By Mike Borish
1-30-19 Our 80017A version 2.0 is now for sale. We are offering them in sets of 6 for $149 US and single ICs for $30. We are currently in the process of updating our website with e-commerce features.
You can purchase our replacement ICs here:
A few times a week, I get a call from somebody shopping around for a technician to repair their Roland Juno 106, Roland MKS-30, Roland HS-60, Roland GR-700, or Roland MKS-7. Generally, the prospective customer wants to know if I’m familiar with X problem, a problem almost always rooted in failing IC’s that are the topic of this article, and how much it will cost to fix it. Unfortunately, this is a difficult question to answer and I’ll elaborate on it in a minute. First off, the self proclaimed experts out there have totally screwed up the service market for these models. Based on my professional opinion, part replacement by a competent technician is the only long term repair option available and the parts alone cost from $150 to $250, not including my labor.. Furthermore, you need special tools to calibrate the synthesizer after any work has been done to it, so this is not really a DIY job. I have a 3 week turn around time. I am no longer providing epoxy stripping services and have my own proprietary line of 80017a ICs. MC5534a ICs are coming soon.
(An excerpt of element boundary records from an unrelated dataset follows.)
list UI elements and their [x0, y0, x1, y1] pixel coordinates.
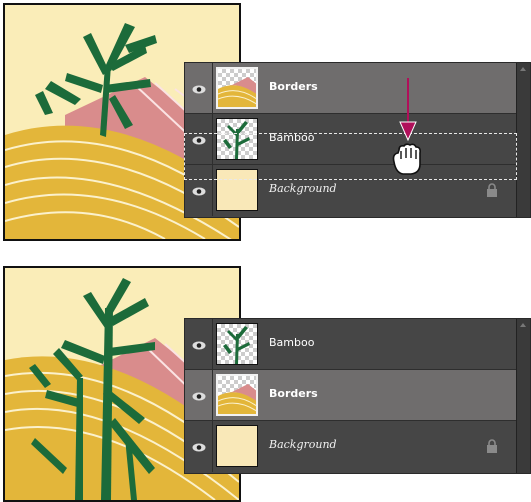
visibility-toggle[interactable]: [185, 421, 213, 472]
scroll-up-arrow-icon[interactable]: [520, 323, 526, 327]
eye-icon: [192, 79, 206, 98]
grab-hand-icon: [389, 142, 425, 180]
layer-row-background[interactable]: Background: [185, 421, 518, 472]
visibility-toggle[interactable]: [185, 63, 213, 114]
lock-icon: [486, 438, 498, 457]
visibility-toggle[interactable]: [185, 370, 213, 421]
layer-row-borders[interactable]: Borders: [185, 63, 518, 114]
visibility-toggle[interactable]: [185, 319, 213, 370]
eye-icon: [192, 386, 206, 405]
layer-name[interactable]: Bamboo: [269, 336, 314, 349]
eye-icon: [192, 437, 206, 456]
layer-name[interactable]: Background: [269, 438, 337, 451]
drag-drop-target: [184, 133, 517, 180]
layer-row-borders[interactable]: Borders: [185, 370, 518, 421]
arrow-down-icon: [398, 78, 418, 146]
layer-thumbnail: [216, 323, 258, 365]
eye-icon: [192, 335, 206, 354]
layers-scrollbar[interactable]: [516, 63, 530, 217]
layers-panel-bottom: Bamboo Borders Background: [184, 318, 531, 474]
scroll-up-arrow-icon[interactable]: [520, 67, 526, 71]
layer-thumbnail: [216, 374, 258, 416]
layer-thumbnail: [216, 425, 258, 467]
layer-thumbnail: [216, 67, 258, 109]
layers-scrollbar[interactable]: [516, 319, 530, 473]
layer-name[interactable]: Background: [269, 182, 337, 195]
layer-name[interactable]: Borders: [269, 387, 318, 400]
layer-row-bamboo[interactable]: Bamboo: [185, 319, 518, 370]
lock-icon: [486, 182, 498, 201]
layer-name[interactable]: Borders: [269, 80, 318, 93]
eye-icon: [192, 181, 206, 200]
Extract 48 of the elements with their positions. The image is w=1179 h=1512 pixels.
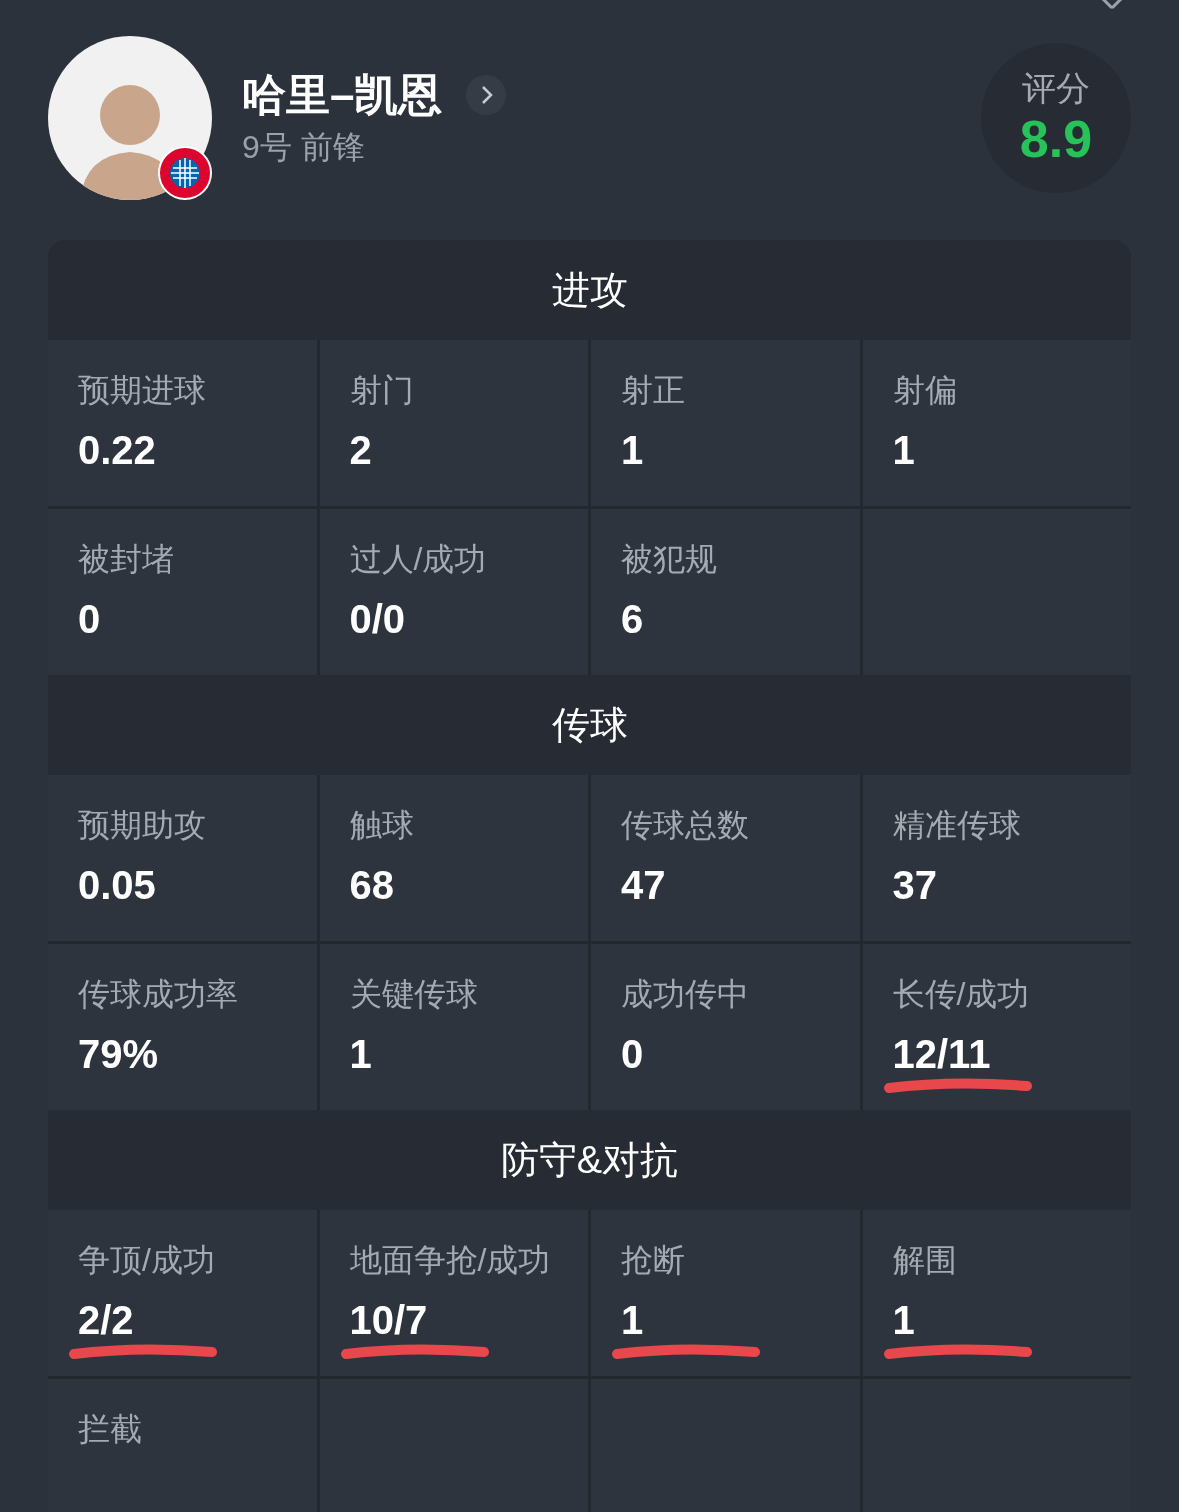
stat-value: 0/0 xyxy=(349,599,407,639)
stat-value: 1 xyxy=(621,430,645,470)
stat-value: 10/7 xyxy=(349,1300,429,1340)
stat-label: 传球总数 xyxy=(621,809,750,841)
stat-label: 被封堵 xyxy=(78,543,175,575)
stat-label: 关键传球 xyxy=(349,978,479,1010)
stat-value: 2 xyxy=(349,430,373,470)
rating-value: 8.9 xyxy=(1019,113,1093,165)
stat-value: 0.05 xyxy=(78,865,157,905)
section-title: 防守&对抗 xyxy=(500,1141,679,1179)
stat-value: 12/11 xyxy=(892,1034,992,1074)
stat-value: 1 xyxy=(621,1300,645,1340)
stat-label: 触球 xyxy=(349,809,415,841)
stat-label: 预期进球 xyxy=(78,374,207,406)
club-badge-icon xyxy=(158,146,212,200)
stat-label: 争顶/成功 xyxy=(78,1244,216,1276)
stat-label: 预期助攻 xyxy=(78,809,207,841)
stat-value: 2/2 xyxy=(78,1300,135,1340)
stat-value: 6 xyxy=(621,599,645,639)
stat-value: 37 xyxy=(892,865,938,905)
stat-label: 射偏 xyxy=(892,374,958,406)
stat-label: 射正 xyxy=(621,374,686,406)
stat-label: 地面争抢/成功 xyxy=(349,1244,552,1276)
stat-value: 0.22 xyxy=(78,430,157,470)
chevron-right-icon[interactable] xyxy=(466,75,507,115)
stat-label: 成功传中 xyxy=(621,978,750,1010)
stat-label: 射门 xyxy=(349,374,415,406)
stat-value: 79% xyxy=(78,1034,160,1074)
rating-label: 评分 xyxy=(1022,71,1090,105)
stat-value: 0 xyxy=(78,599,102,639)
stat-label: 抢断 xyxy=(621,1244,686,1276)
stat-label: 过人/成功 xyxy=(349,543,488,575)
stat-value: 1 xyxy=(349,1034,373,1074)
stat-label: 精准传球 xyxy=(892,809,1022,841)
stat-value: 1 xyxy=(892,430,916,470)
section-title: 进攻 xyxy=(551,271,628,309)
stat-label: 解围 xyxy=(892,1244,958,1276)
stat-value: 1 xyxy=(892,1300,916,1340)
player-name: 哈里–凯恩 xyxy=(242,73,443,117)
stat-label: 传球成功率 xyxy=(78,978,239,1010)
stat-label: 拦截 xyxy=(78,1413,143,1445)
stat-value: 0 xyxy=(621,1034,645,1074)
stat-value: 47 xyxy=(621,865,667,905)
stat-value: 68 xyxy=(349,865,395,905)
section-title: 传球 xyxy=(551,706,628,744)
stat-label: 长传/成功 xyxy=(892,978,1031,1010)
stat-label: 被犯规 xyxy=(621,543,718,575)
player-number-position: 9号 前锋 xyxy=(242,131,366,163)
Before I get started with this rant, all of the above listed synths are grouped together because they have common proprietary Roland parts in them, the Roland 80017a VCF/VCA ICs and the Roland MC5534a waveshaper ICs. These proprietary Roland parts suffer from a bunch of very common problems that are worth talking about and, contrary to what you might have heard, there isn’t really a realistic solution to repair them.
The Roland 80017a and MC5534a ICs are odd looking ceramic substrates with electrical parts mounted to them that are sealed in an epoxy coating. These ICs fail because of this epoxy coating interfering with the components mounted to them. About 10? years ago, somebody on the net posted a video with a solution to salvage a 80017a. The solution is to strip the epoxy coating from them and hey, they work again… most of the time. Unfortunately, there are two ways that the epoxy interferes with the substrates and/or components and at least 3 failure modes related to issues created by the epoxy. Stripping the epoxy only solves one failure mode, buys you a bit of time related to the second failure mode, and simply can’t resurrect a damaged component or failed MC5534a. If this isn’t complicated enough already, removing the epoxy removes a heat dissipation conduit for the surface mounted resistors – effectively making them more prone to thermal induced failure!!
The three failure modes of the 80017a are: stress from the epoxy actually breaking physical connections from component to component on the substrate, the parasitic electrical properties of the epoxy interfering with the electrical values of the components, and downright failure of components due to stress caused by the above two failures. The first problem can sometimes be fixed depending on the break and your interpretation of the time = money equation. Unfortunately, stripping the 80017a can only address the surface issues and epoxy lurking under the ICs, which can’t be removed, can still break the connections. Basically, the epoxy expands and contracts from heat when your synth warms up. The second problem can usually be fixed by simply removing the epoxy, and if you’re unfortunate enough to have an IC with the third problem, you need to buy a new one. Removing the ICs with low quality tools will damage the board that they are mounted on and your synth will not work.
Hey, if you made it this far, good for you. I know of a few companies out there manufacturing new MC5534a and 80017a. Some are better than others. Some shops claim to be specialists in epoxy stripping. In conclusion, and based on my own research, the epoxy stripping method just doesn’t work and you will need to replace the chips eventually.